“Although I have confidence — even in the flesh! If anyone else think that he has confidence in the flesh, I have more: circumcised on the eight day, a descendent of Israel, a Hebrew of Hebrews, a Pharisee according to the Law, a persecutor of the church as to zeal; as to righteousness under the law, I am faultless! But whatever profit was mine, this I regard as forfeit because of Christ.”
As Paul recounts his Jewish qualifications, what strikes me is how often, as Christian pastors, we fall into arrogance as a result of our qualifications. No, we are usually not worried about bloodline in today’s world (unless we happen to be related to Billy Graham, R.C. Sproul, John Piper, etc…) but we do present ourselves often as having come from the right seminary, having attended the right church, having served on the right Presbytery committees, etc… How quickly we fall into the trap of desiring to be elevated amongst men.
In contrast to our sinfulness, Paul is not using his credentials to point to himself. Instead, he is using the credentials to point to Christ. Paul is essentially saying that if anyone thinks they have impressive credentials, that he can “one-up” them…but further, Paul still counts everything as loss compared to the work of Christ. Jesus is everything; our human works are nothing in and of themselves.
Think of it, as men we make monuments, but God raised the mountains. As men, we struggle to make it off of this rock we call earth, but God created the cosmos. As men, we create art; but God created the flower and the butterfly. As men, we might make sacrifices for one another; Jesus died on the cross as a sacrifice to pay the debt of sin that is owed by all of His elect. Folks, Paul’s point is not only that there is no room for comparison…but it is also, why bother comparing? Everything, Paul says, he counts as loss or forfeit because of Christ.
Does that mean that training, education, seminary, or background is a bad thing? If God is using it for His glory, no, it is not a bad thing at all.
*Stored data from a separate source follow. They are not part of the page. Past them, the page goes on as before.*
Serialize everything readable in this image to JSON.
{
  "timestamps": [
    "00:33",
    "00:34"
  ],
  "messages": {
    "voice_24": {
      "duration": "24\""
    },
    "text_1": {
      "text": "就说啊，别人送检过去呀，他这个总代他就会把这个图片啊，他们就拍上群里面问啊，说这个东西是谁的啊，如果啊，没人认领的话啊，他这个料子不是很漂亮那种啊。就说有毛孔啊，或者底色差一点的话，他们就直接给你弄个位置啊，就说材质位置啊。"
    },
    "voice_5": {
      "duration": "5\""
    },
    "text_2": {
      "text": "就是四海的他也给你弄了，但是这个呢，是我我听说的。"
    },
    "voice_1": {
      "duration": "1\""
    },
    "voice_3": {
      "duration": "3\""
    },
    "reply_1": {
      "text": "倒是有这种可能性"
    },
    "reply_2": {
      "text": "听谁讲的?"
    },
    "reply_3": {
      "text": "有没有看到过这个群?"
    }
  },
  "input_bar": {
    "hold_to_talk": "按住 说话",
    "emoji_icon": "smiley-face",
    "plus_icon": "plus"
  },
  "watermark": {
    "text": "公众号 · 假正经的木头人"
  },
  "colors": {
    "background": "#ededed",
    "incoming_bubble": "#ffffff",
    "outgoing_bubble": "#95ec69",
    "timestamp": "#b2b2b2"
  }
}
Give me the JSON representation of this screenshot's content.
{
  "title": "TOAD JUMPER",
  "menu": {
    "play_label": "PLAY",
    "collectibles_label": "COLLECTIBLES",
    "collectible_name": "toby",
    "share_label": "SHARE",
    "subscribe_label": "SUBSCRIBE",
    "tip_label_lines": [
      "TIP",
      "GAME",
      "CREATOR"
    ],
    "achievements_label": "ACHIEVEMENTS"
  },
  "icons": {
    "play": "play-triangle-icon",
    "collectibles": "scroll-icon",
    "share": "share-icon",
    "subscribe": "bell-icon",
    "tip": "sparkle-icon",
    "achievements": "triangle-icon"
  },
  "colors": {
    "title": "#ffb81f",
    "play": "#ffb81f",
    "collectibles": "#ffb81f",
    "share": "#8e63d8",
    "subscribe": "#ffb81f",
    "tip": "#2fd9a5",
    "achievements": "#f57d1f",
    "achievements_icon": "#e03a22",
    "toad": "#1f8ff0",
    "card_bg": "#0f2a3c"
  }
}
If we are using it as a matter of pride and arrogance, it is a bad thing. If we are using it as a measure of personal standing, it is a bad thing as well. If we are not able to say, with the Apostle Paul, that I regard all things as forfeit because of Christ, then even the best credentials can be stumbling blocks. When a mechanic uses tools to repair an engine that is out of tune, one does not praise the tools. One praises the skill of the mechanic. God is the mechanic and we are the tools in his hands. We deserve no praise for he is the one doing the job. We are at his disposal…they key is to be ready for use.